Son las últimas palabras que le escuché a Raquel. No sé si sufro por no haberla salvado o por el sufrimiento de ella. Pero la manera como miró a su verdugo en el campo, más que la manera como me miró a mí, me dijeron que hasta el último minuto, Raquel afirmó su humanidad y me dejó una pregunta para que viviese siempre con ella. ¿Cuál es la virtud de tu virtud, mi amor, el amor de mi amor, la justicia de mi justicia, la compasión de mi compasión?
– Quiero compartir el sufrimiento tuyo, como tú compartiste el de tu pueblo. Ése es el amor de mi amor.
Laura dejó a Jorge en la isla. Tomó el vaporcito sabiendo que no regresaría nunca. Jorge Maura no sería nunca más una figura precisa, sino una nebulosa, surgida de un pasado siempre presente cuya identificación sería la última prueba de que él estaba pero él ya no era.

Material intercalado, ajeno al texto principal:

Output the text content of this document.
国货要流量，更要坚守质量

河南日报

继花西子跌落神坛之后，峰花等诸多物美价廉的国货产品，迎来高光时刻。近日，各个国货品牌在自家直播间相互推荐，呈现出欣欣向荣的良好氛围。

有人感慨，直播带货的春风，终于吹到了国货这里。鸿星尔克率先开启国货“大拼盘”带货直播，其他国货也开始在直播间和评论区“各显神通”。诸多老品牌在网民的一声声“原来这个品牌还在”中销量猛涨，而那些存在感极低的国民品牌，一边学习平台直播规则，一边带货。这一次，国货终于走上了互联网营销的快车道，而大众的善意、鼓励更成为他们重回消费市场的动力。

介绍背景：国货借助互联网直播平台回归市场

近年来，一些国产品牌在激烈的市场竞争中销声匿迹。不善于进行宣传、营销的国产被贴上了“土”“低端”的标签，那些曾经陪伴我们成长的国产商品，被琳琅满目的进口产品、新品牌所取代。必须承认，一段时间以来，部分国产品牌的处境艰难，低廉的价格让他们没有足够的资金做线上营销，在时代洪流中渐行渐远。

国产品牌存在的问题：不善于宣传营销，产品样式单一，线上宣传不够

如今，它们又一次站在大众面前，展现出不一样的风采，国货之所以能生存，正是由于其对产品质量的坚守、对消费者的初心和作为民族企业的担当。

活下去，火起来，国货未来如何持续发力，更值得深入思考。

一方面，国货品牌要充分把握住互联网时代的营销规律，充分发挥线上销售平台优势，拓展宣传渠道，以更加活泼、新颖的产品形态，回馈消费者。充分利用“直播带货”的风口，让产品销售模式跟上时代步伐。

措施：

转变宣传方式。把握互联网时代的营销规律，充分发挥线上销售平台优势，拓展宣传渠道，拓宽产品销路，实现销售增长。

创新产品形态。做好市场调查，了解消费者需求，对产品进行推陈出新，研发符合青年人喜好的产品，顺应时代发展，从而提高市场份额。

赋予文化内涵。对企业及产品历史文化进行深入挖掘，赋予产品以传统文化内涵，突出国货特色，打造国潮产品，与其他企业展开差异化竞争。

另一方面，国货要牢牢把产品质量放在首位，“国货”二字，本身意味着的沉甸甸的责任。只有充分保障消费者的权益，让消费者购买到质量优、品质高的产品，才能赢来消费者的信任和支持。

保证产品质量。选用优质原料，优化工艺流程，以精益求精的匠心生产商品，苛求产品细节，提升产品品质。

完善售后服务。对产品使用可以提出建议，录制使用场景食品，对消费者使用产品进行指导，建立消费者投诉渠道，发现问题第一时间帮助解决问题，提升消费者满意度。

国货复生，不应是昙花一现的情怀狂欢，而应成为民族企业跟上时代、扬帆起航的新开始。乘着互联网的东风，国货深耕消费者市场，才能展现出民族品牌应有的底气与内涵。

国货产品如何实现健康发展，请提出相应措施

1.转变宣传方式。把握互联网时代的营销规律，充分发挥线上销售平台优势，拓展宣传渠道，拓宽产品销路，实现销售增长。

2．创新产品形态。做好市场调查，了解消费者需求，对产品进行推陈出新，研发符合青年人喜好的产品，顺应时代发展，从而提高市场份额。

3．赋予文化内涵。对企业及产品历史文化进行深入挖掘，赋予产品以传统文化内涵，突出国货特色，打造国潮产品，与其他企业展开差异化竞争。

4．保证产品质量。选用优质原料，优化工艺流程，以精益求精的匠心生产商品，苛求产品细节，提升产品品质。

Anda, le dijo, sé un santo, sé un estilita, encarámate solo a tu columna en el desierto, sé un cómodo mártir sin martirio.
Él le dijo que era muy dura con él.
Ella le contestó, porque te quiero. -¿Para qué te escondes en una isla? Mejor te hubieras quedado en México. No hay mejor escondite que el DF.
– Ya no tengo fuerzas. Perdóname.
– Bueno, eres español. Puedes confiar en que la muerte te llegue con retraso.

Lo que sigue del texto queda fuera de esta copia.